For younger viewers, memories of Ed McMahon may be as much from his American Family Publishers sweepstakes' ads as from his nearly 30-year tenure as the longtime sidekick to Johnny Carson on The Tonight Show. But one has to appreciate what McMahon did for TV by so wholly coming to own the role of the host's foil.
McMahon's career would be unimaginable to anyone who lived before TV existed: his Zen-like job was mainly to be Carson's companion. On one hand, McMahon was the brash voice of Tonight ("Heeeeeeeeere's Johnny!") who bantered with Carson and gamely inhabited his yuk-it-up, good-guy persona.
But McMahon also existed to reflect glory on the host and the guests, to be the buffoon and the butt of jokes when necessary. (They call the job second banana, after all, with all the pratfalls that the risible fruit implies.) Through it all, he kept a bluff good humor, something that must have taken considerable effort to seem as effortless as it did.

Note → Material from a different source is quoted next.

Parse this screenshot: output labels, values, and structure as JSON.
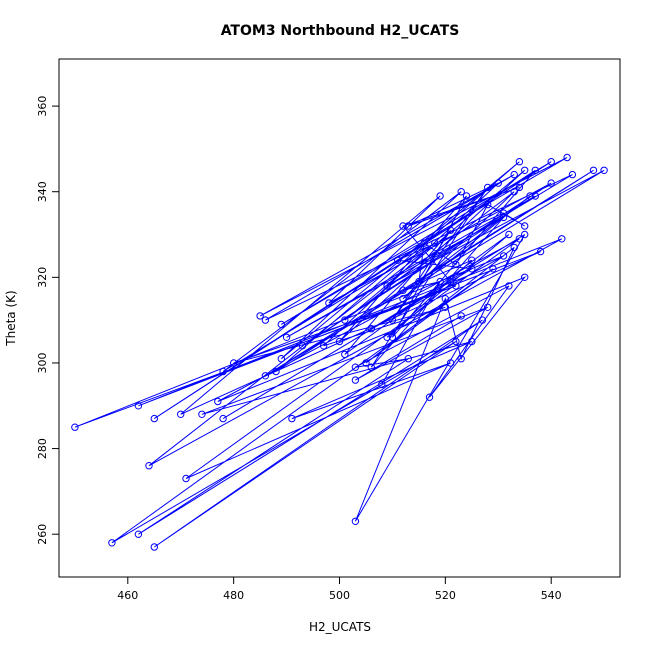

Even after his Tonight career, and when he fell on well-publicized financial hard times recently, McMahon was willing to poke fun at himself, spoofing his troubles earlier this year in a Super Bowl ad for Cash4Gold.com. You gotta laugh: that was the message McMahon sent to the public through the end. And though he made a career of his laugh that big, booming, avuncular laugh it is to Ed McMahon's credit that he never made it seem like work.